October 26, 2007

Spanish animator brightens up ‘Bee Movie’

By Kiko Martinez

Igor Lodeiro puts the lights in “lights, camera, action.”

As the lead lighter in the special effects department at DreamWorks Animation Studios, Lodeiro is in charge of the technical aspects of animation including creating shadows for characters and reflections on inanimate objects.

Lodeiro, who grew up in San Sebastian, Spain in the Basque Country, came to the U.S. in 2001 to follow his dream of working on Hollywood films. The first feature he worked on was 2004’s “Shark Tale.” He has gone on to do lighting for the 2006 films “Over the Hedge” and “Flush-ed Away” and has just finished up his part as the key lighter in “Bee Movie,” which opens at theaters this Friday. He is currently into his fifth film for DreamWorks titled “Monsters Vs. Aliens,” which is scheduled for release in March 2009.

You’ve worked with shadows on animated sharks, turtles and even sewer slugs. How is working with animated bees different?

The insect is a really humanized bee. It stands like a human. Shadows react the same way as a human. You do have to be really careful with the antennas, because they can cast a very ugly shadow in front of the face all the time.

Other than the bee’s antennas, what else is a challenge in the lighting process?

The worst thing about lighting bees is that the bees are yellow. It’s a very difficult color because it mixes very quickly with other colors and makes colors that are not so nice to look at.

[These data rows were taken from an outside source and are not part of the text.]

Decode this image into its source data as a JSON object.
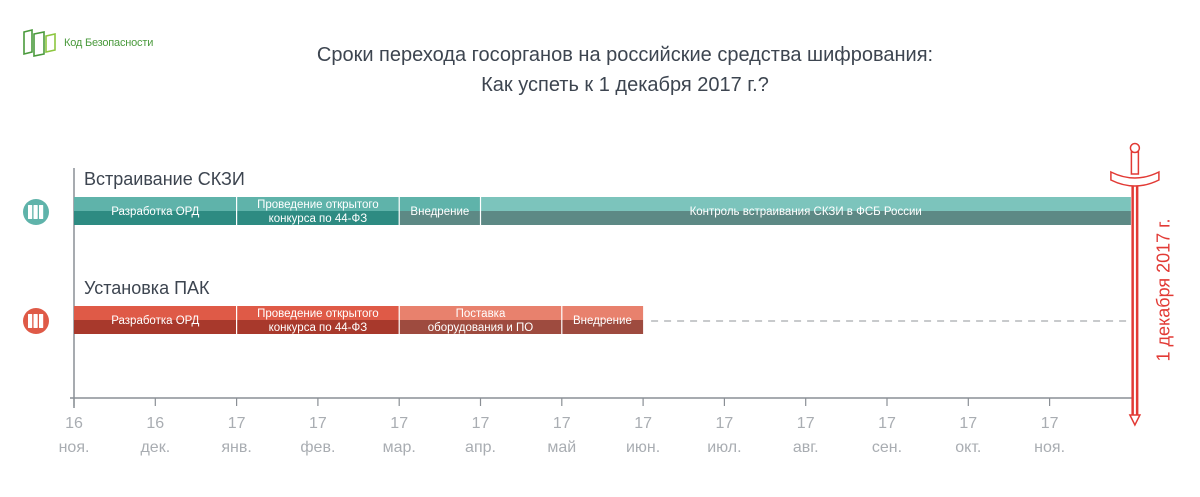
{
  "logo": {
    "text": "Код Безопасности",
    "icon": "brand-logo-icon"
  },
  "title": {
    "line1": "Сроки перехода госорганов на российские средства шифрования:",
    "line2": "Как успеть к 1 декабря 2017 г.?"
  },
  "colors": {
    "teal_light": "#7cc4bc",
    "teal_mid": "#5fb3aa",
    "teal_dark": "#2e8b82",
    "teal_gray": "#5d8985",
    "red_light": "#e8816d",
    "red_mid": "#df5a47",
    "red_dark": "#a8392c",
    "red_brown": "#9e4b3f",
    "deadline": "#e23a35",
    "axis": "#8a8f95",
    "tick_text": "#a9adb2"
  },
  "chart_data": {
    "type": "gantt",
    "x_ticks": [
      {
        "year": "16",
        "month": "ноя."
      },
      {
        "year": "16",
        "month": "дек."
      },
      {
        "year": "17",
        "month": "янв."
      },
      {
        "year": "17",
        "month": "фев."
      },
      {
        "year": "17",
        "month": "мар."
      },
      {
        "year": "17",
        "month": "апр."
      },
      {
        "year": "17",
        "month": "май"
      },
      {
        "year": "17",
        "month": "июн."
      },
      {
        "year": "17",
        "month": "июл."
      },
      {
        "year": "17",
        "month": "авг."
      },
      {
        "year": "17",
        "month": "сен."
      },
      {
        "year": "17",
        "month": "окт."
      },
      {
        "year": "17",
        "month": "ноя."
      }
    ],
    "deadline": {
      "date": "2017-12-01",
      "label": "1 декабря 2017 г."
    },
    "tracks": [
      {
        "name": "Встраивание СКЗИ",
        "color": "teal",
        "phases": [
          {
            "label": "Разработка ОРД",
            "start": "2016-11",
            "end": "2017-01"
          },
          {
            "label": "Проведение открытого конкурса по 44-ФЗ",
            "start": "2017-01",
            "end": "2017-03"
          },
          {
            "label": "Внедрение",
            "start": "2017-03",
            "end": "2017-04"
          },
          {
            "label": "Контроль встраивания СКЗИ в ФСБ России",
            "start": "2017-04",
            "end": "2017-12-01"
          }
        ]
      },
      {
        "name": "Установка ПАК",
        "color": "red",
        "phases": [
          {
            "label": "Разработка ОРД",
            "start": "2016-11",
            "end": "2017-01"
          },
          {
            "label": "Проведение открытого конкурса по 44-ФЗ",
            "start": "2017-01",
            "end": "2017-03"
          },
          {
            "label": "Поставка оборудования и ПО",
            "start": "2017-03",
            "end": "2017-05"
          },
          {
            "label": "Внедрение",
            "start": "2017-05",
            "end": "2017-06"
          }
        ],
        "idle": {
          "start": "2017-06",
          "end": "2017-12-01",
          "style": "dashed"
        }
      }
    ]
  }
}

What about challenges not associated with the bee?

It was specially hard to do the lighting for the streets of Manhattan. There is a huge complexity of assets happening – lots of cars, drivers, people waking, wide buildings. The lighting has so much activity going – reflections and shadows.

Do you think the regular moviegoer notices the hard work you put into these films?

I think they do. People go to the movies and expect more quality and detail. If a movie lacks in something it’s not good for the movie.

What if your lighting department didn’t exist in the animation process. What kind of movies would we be getting?

It would be grey and dark. There would be no variations through the movie. It would be really, really poor.

So, away from the animated world, are you the type of guy that is so detailed-oriented in his work that you catch yourself staring at shadows and reflections in everyday life?

[Laughing] I used to try to overanalyze reality. If I do it now, its more unconscious.